Bobbitt was also nominated for a British Independent Film Award and Evening Standard British Film Award in recognition of his cinematography. The film was shot on 35mm 2-perf film stock using an ARRICAM LT.

“The preference has always been for film,” Bobbitt says. “This is before the ALEXA really came into its own so there wasn’t – as far as I was concerned – a viable option in terms of digital cinema. Plus, just the feel, the texture of the whole film – it just felt like ‘film’.”

Kodak Vision 3 500 Tungsten was used for the night time interiors while Fuji 250 Daylight was used for the daytime interior and exteriors.

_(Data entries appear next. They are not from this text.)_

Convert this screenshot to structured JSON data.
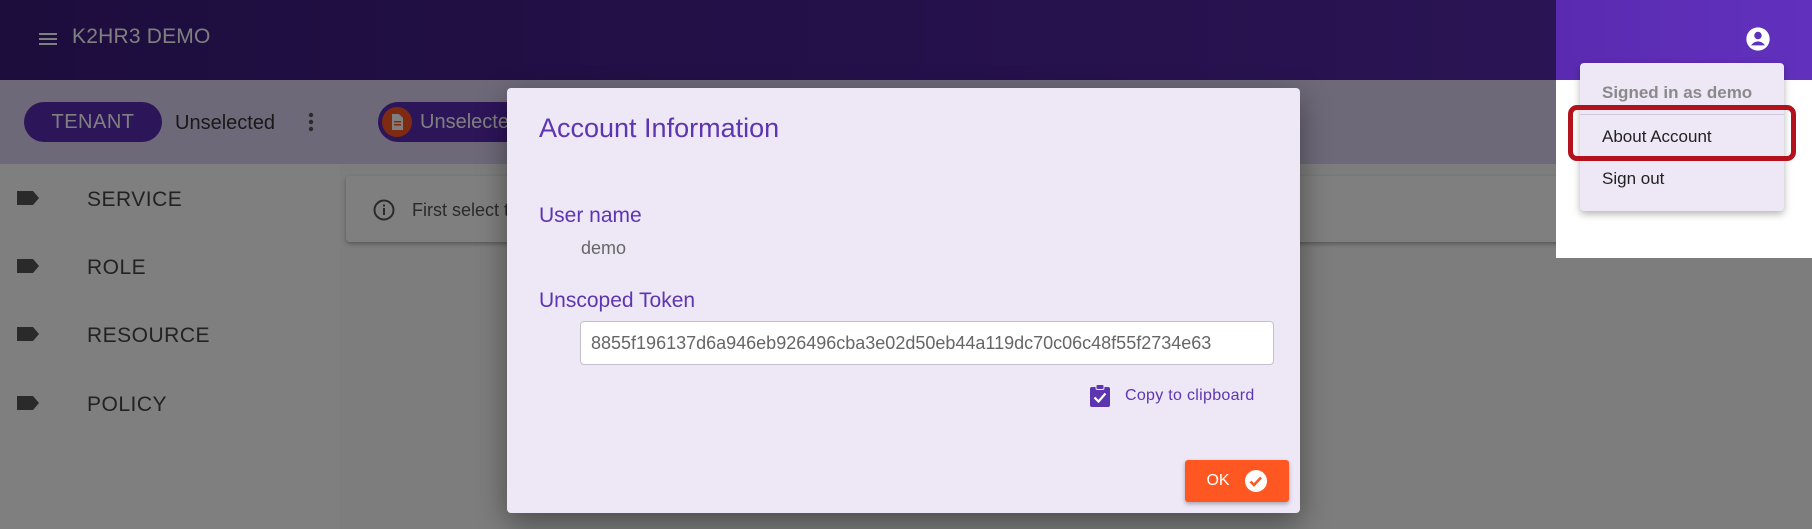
{
  "appbar": {
    "title": "K2HR3 DEMO"
  },
  "toolbar": {
    "tenant_label": "TENANT",
    "tenant_value": "Unselected",
    "service_label": "Unselected"
  },
  "sidebar": {
    "items": [
      {
        "label": "SERVICE"
      },
      {
        "label": "ROLE"
      },
      {
        "label": "RESOURCE"
      },
      {
        "label": "POLICY"
      }
    ]
  },
  "content": {
    "info_text": "First select t"
  },
  "dialog": {
    "title": "Account Information",
    "user_name_label": "User name",
    "user_name_value": "demo",
    "token_label": "Unscoped Token",
    "token_value": "8855f196137d6a946eb926496cba3e02d50eb44a119dc70c06c48f55f2734e63",
    "copy_label": "Copy to clipboard",
    "ok_label": "OK"
  },
  "account_menu": {
    "signed_in": "Signed in as demo",
    "about": "About Account",
    "sign_out": "Sign out"
  },
  "colors": {
    "primary": "#5b2bb3",
    "accent": "#ff5722",
    "dialog_bg": "#ede7f6",
    "highlight": "#b3121c"
  },
  "icons": {
    "menu": "hamburger-icon",
    "account": "account-circle-icon",
    "kebab": "more-vert-icon",
    "document": "document-icon",
    "tag": "label-tag-icon",
    "info": "info-icon",
    "clipboard": "clipboard-check-icon",
    "check": "check-circle-icon"
  }
}
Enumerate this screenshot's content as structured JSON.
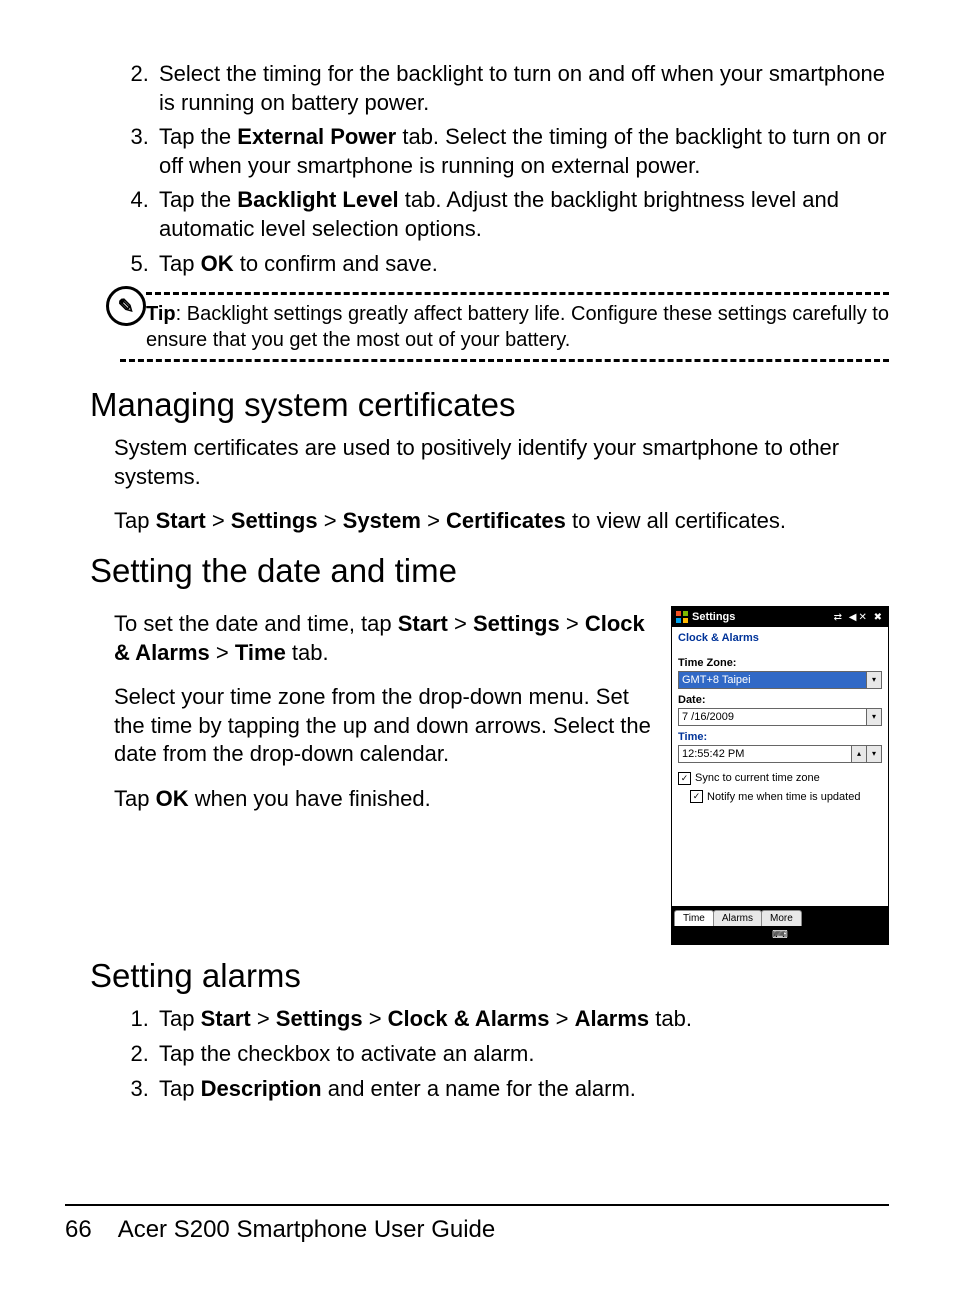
{
  "steps": {
    "s2": "Select the timing for the backlight to turn on and off when your smartphone is running on battery power.",
    "s3_a": "Tap the ",
    "s3_b": "External Power",
    "s3_c": " tab. Select the timing of the back­light to turn on or off when your smartphone is running on external power.",
    "s4_a": "Tap the ",
    "s4_b": "Backlight Level",
    "s4_c": " tab. Adjust the backlight brightness level and automatic level selection options.",
    "s5_a": "Tap ",
    "s5_b": "OK",
    "s5_c": " to confirm and save."
  },
  "tip": {
    "label": "Tip",
    "text": ": Backlight settings greatly affect battery life. Configure these set­tings carefully to ensure that you get the most out of your battery."
  },
  "certificates": {
    "heading": "Managing system certificates",
    "p1": "System certificates are used to positively identify your smart­phone to other systems.",
    "p2_a": "Tap ",
    "p2_b": "Start",
    "p2_c": " > ",
    "p2_d": "Settings",
    "p2_e": " > ",
    "p2_f": "System",
    "p2_g": " > ",
    "p2_h": "Certificates",
    "p2_i": " to view all certificates."
  },
  "datetime": {
    "heading": "Setting the date and time",
    "p1_a": "To set the date and time, tap ",
    "p1_b": "Start",
    "p1_c": " > ",
    "p1_d": "Set­tings",
    "p1_e": " > ",
    "p1_f": "Clock & Alarms",
    "p1_g": " > ",
    "p1_h": "Time",
    "p1_i": " tab.",
    "p2": "Select your time zone from the drop-down menu. Set the time by tapping the up and down arrows. Select the date from the drop-down calendar.",
    "p3_a": "Tap ",
    "p3_b": "OK",
    "p3_c": " when you have finished."
  },
  "alarms": {
    "heading": "Setting alarms",
    "s1_a": "Tap ",
    "s1_b": "Start",
    "s1_c": " > ",
    "s1_d": "Settings",
    "s1_e": " > ",
    "s1_f": "Clock & Alarms",
    "s1_g": " > ",
    "s1_h": "Alarms",
    "s1_i": " tab.",
    "s2": "Tap the checkbox to activate an alarm.",
    "s3_a": "Tap ",
    "s3_b": "Description",
    "s3_c": " and enter a name for the alarm."
  },
  "screenshot": {
    "header": "Settings",
    "title2": "Clock & Alarms",
    "tz_label": "Time Zone:",
    "tz_value": "GMT+8 Taipei",
    "date_label": "Date:",
    "date_value": "7 /16/2009",
    "time_label": "Time:",
    "time_value": "12:55:42 PM",
    "chk1": "Sync to current time zone",
    "chk2": "Notify me when time is updated",
    "tab_time": "Time",
    "tab_alarms": "Alarms",
    "tab_more": "More",
    "kb_icon": "⌨"
  },
  "footer": {
    "page": "66",
    "title": "Acer S200 Smartphone User Guide"
  }
}
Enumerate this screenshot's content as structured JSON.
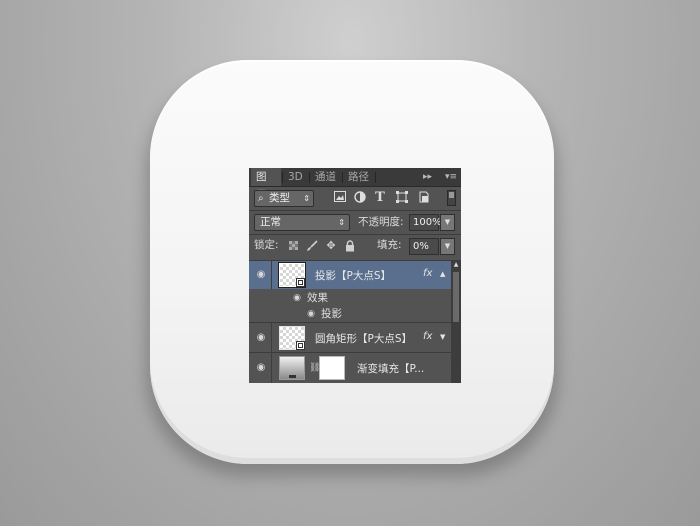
{
  "panel": {
    "tabs": [
      {
        "label": "图层",
        "active": true
      },
      {
        "label": "3D",
        "active": false
      },
      {
        "label": "通道",
        "active": false
      },
      {
        "label": "路径",
        "active": false
      }
    ],
    "menu_glyphs": {
      "collapse": "▸▸",
      "menu": "▾≡"
    },
    "filter": {
      "label": "类型",
      "icons": [
        "image-filter-icon",
        "adjustment-filter-icon",
        "type-filter-icon",
        "shape-filter-icon",
        "smart-object-filter-icon"
      ],
      "type_glyph": "T"
    },
    "blend": {
      "mode": "正常",
      "opacity_label": "不透明度:",
      "opacity_value": "100%"
    },
    "lock": {
      "label": "锁定:",
      "fill_label": "填充:",
      "fill_value": "0%"
    },
    "layers": [
      {
        "name": "投影【P大点S】",
        "selected": true,
        "fx": "fx",
        "effects_label": "效果",
        "effects": [
          "投影"
        ]
      },
      {
        "name": "圆角矩形【P大点S】",
        "selected": false,
        "fx": "fx"
      },
      {
        "name": "渐变填充【P...",
        "selected": false
      }
    ]
  },
  "colors": {
    "panel_bg": "#535353",
    "tabbar_bg": "#3a3a3a",
    "selected_row": "#5a6f8e",
    "icon_white": "#f3f3f3"
  }
}
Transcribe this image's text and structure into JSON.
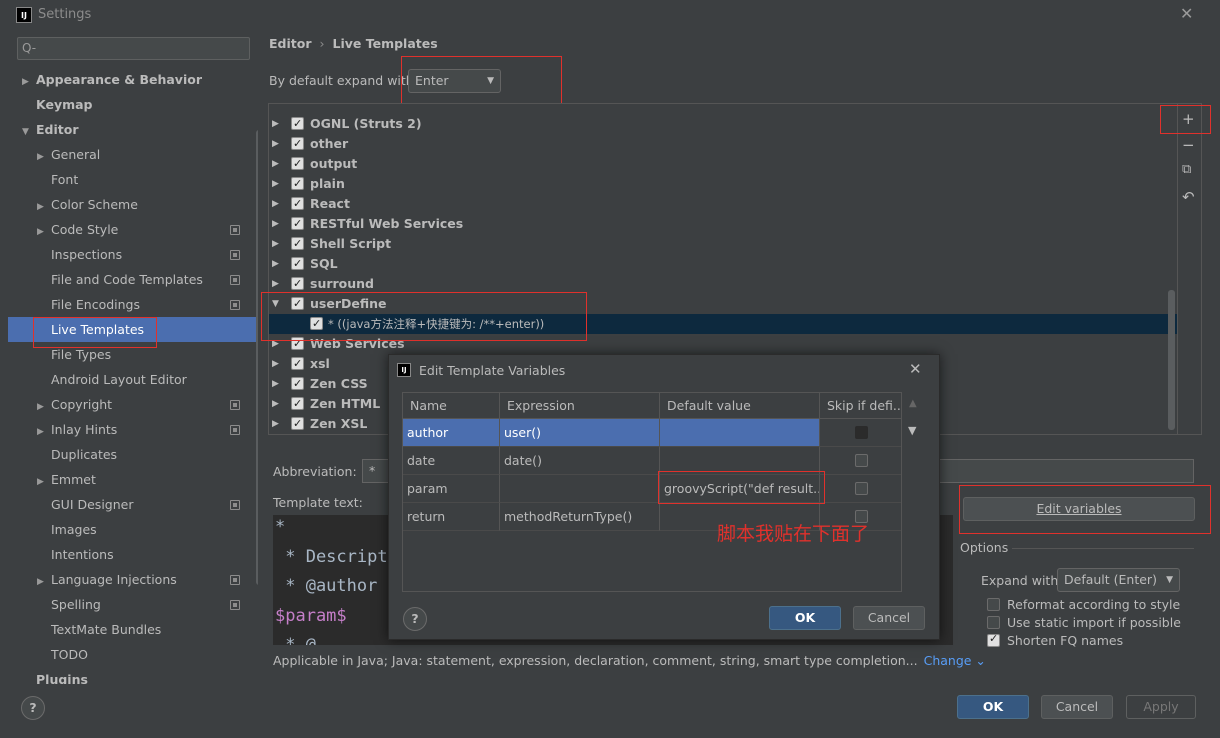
{
  "window": {
    "title": "Settings",
    "close_icon": "✕"
  },
  "search": {
    "placeholder": "Q-"
  },
  "sidebar": {
    "items": [
      {
        "label": "Appearance & Behavior",
        "arrow": "▶",
        "bold": true
      },
      {
        "label": "Keymap",
        "bold": true
      },
      {
        "label": "Editor",
        "arrow": "▼",
        "bold": true
      },
      {
        "label": "General",
        "arrow": "▶"
      },
      {
        "label": "Font"
      },
      {
        "label": "Color Scheme",
        "arrow": "▶"
      },
      {
        "label": "Code Style",
        "arrow": "▶",
        "copy": true
      },
      {
        "label": "Inspections",
        "copy": true
      },
      {
        "label": "File and Code Templates",
        "copy": true
      },
      {
        "label": "File Encodings",
        "copy": true
      },
      {
        "label": "Live Templates",
        "selected": true
      },
      {
        "label": "File Types"
      },
      {
        "label": "Android Layout Editor"
      },
      {
        "label": "Copyright",
        "arrow": "▶",
        "copy": true
      },
      {
        "label": "Inlay Hints",
        "arrow": "▶",
        "copy": true
      },
      {
        "label": "Duplicates"
      },
      {
        "label": "Emmet",
        "arrow": "▶"
      },
      {
        "label": "GUI Designer",
        "copy": true
      },
      {
        "label": "Images"
      },
      {
        "label": "Intentions"
      },
      {
        "label": "Language Injections",
        "arrow": "▶",
        "copy": true
      },
      {
        "label": "Spelling",
        "copy": true
      },
      {
        "label": "TextMate Bundles"
      },
      {
        "label": "TODO"
      },
      {
        "label": "Plugins",
        "bold": true
      }
    ]
  },
  "breadcrumb": {
    "root": "Editor",
    "sep": "›",
    "current": "Live Templates"
  },
  "expand_default": {
    "label": "By default expand with",
    "value": "Enter"
  },
  "template_groups": [
    {
      "name": "OGNL (Struts 2)"
    },
    {
      "name": "other"
    },
    {
      "name": "output"
    },
    {
      "name": "plain"
    },
    {
      "name": "React"
    },
    {
      "name": "RESTful Web Services"
    },
    {
      "name": "Shell Script"
    },
    {
      "name": "SQL"
    },
    {
      "name": "surround"
    },
    {
      "name": "userDefine",
      "expanded": true
    },
    {
      "name": "* ((java方法注释+快捷键为: /**+enter))",
      "child": true
    },
    {
      "name": "Web Services"
    },
    {
      "name": "xsl"
    },
    {
      "name": "Zen CSS"
    },
    {
      "name": "Zen HTML"
    },
    {
      "name": "Zen XSL"
    }
  ],
  "toolbar": {
    "add": "+",
    "remove": "−",
    "copy": "⧉",
    "revert": "↶"
  },
  "abbreviation": {
    "label": "Abbreviation:",
    "value": "*"
  },
  "template_text": {
    "label": "Template text:",
    "lines": [
      "*",
      " * Descript",
      " * @author",
      "$param$",
      " * @..."
    ]
  },
  "edit_variables_button": "Edit variables",
  "options": {
    "label": "Options",
    "expand_with_label": "Expand with",
    "expand_with_value": "Default (Enter)",
    "reformat": "Reformat according to style",
    "static_import": "Use static import if possible",
    "shorten_fq": "Shorten FQ names"
  },
  "applicable": {
    "text": "Applicable in Java; Java: statement, expression, declaration, comment, string, smart type completion...",
    "change": "Change ⌄"
  },
  "buttons": {
    "ok": "OK",
    "cancel": "Cancel",
    "apply": "Apply",
    "help": "?"
  },
  "dialog": {
    "title": "Edit Template Variables",
    "columns": [
      "Name",
      "Expression",
      "Default value",
      "Skip if defi..."
    ],
    "rows": [
      {
        "name": "author",
        "expression": "user()",
        "default": ""
      },
      {
        "name": "date",
        "expression": "date()",
        "default": ""
      },
      {
        "name": "param",
        "expression": "",
        "default": "groovyScript(\"def result..."
      },
      {
        "name": "return",
        "expression": "methodReturnType()",
        "default": ""
      }
    ],
    "ok": "OK",
    "cancel": "Cancel",
    "help": "?",
    "up_icon": "▲",
    "down_icon": "▼"
  },
  "annotation_note": "脚本我贴在下面了",
  "colors": {
    "accent": "#4b6eaf",
    "annotation": "#e0312c",
    "default_button": "#365880"
  }
}
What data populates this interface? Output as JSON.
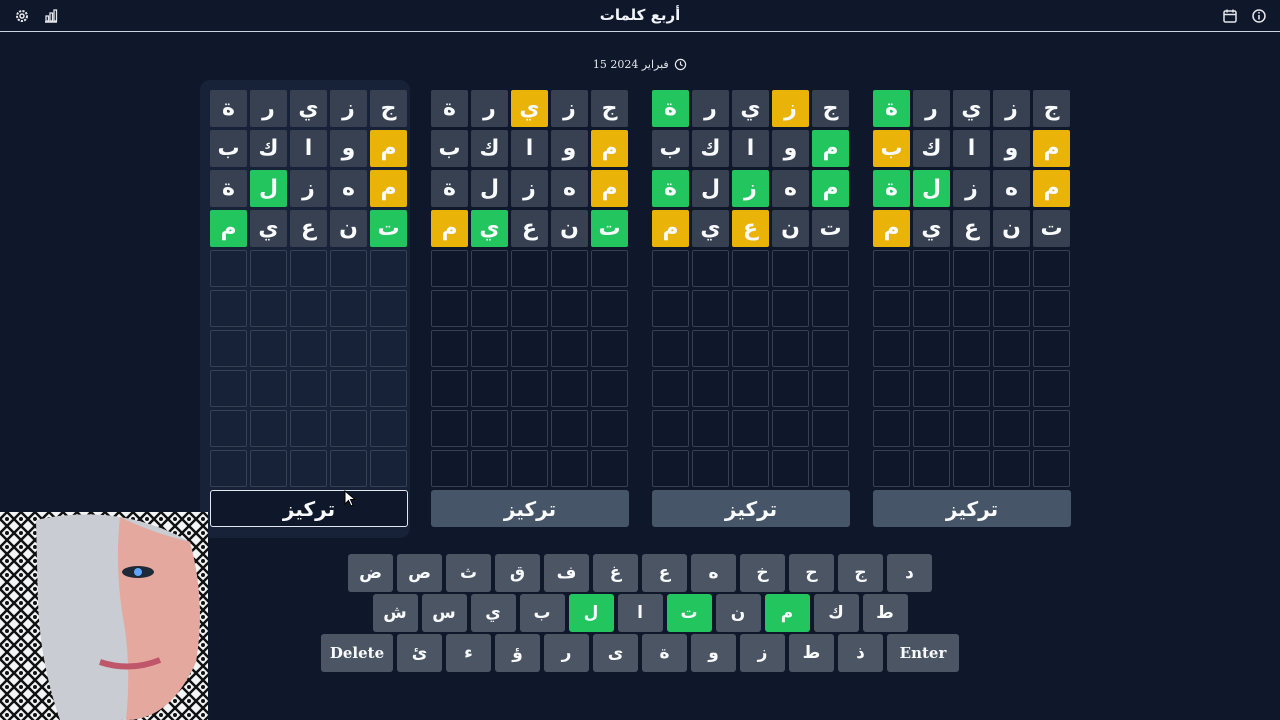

“We wanted to show a New York that during the day was more true to what New York really is as opposed to what most people see in the cinema – the palette of New York in the day time is really quite drab and tending towards the browns and greys and light greens. But at night time it changes completely because of all the different coloured lights.

“The grain structure was something we were interested in because usually you have the daytime very clean – the look and feel – and the night time is slightly grainer. We wanted to throw that on its head so you got a grittier, grainer feel during the daytime with those muted palettes and then a very clear, colourful bright night time. New York changes as the sun sets and that’s something that we wanted to play with.”


Brandon breaks down.

Minimal artificial lighting was used after the dinner date scene as Brandon and Alexa walk through the streets of New York through shadows – a conscious choice “to let them fall into the darkness as a way of hopefully heightening the reality,” Bobbitt says, “and making people believe that they were in the real world rather than just walking around in a movie.”

Not every shot is quite so subtle. As Brandon’s sister Sissy (Carey Mulligan) begins a one-night stand with his philandering boss David (James Badge Dale), an agitated Brandon leaves the apartment and begins running across several street blocks – his movement tracked seamlessly by the camera.

The scene was shot at 2.30am in Manhattan – “it just all fell into place so there’s no extra lighting in that shot” – although it only required blocking off two streets.

“I think we had three or four takes at it at which point the police said ‘ok, we’re going home and going to bed’ and that was the end of that.”

Shame was released on DVD by Transmission Home Entertainment on June 6.

CORRECTION: This article originally mis-identified the actor playing Alexa as Mari-Ange Ramirez.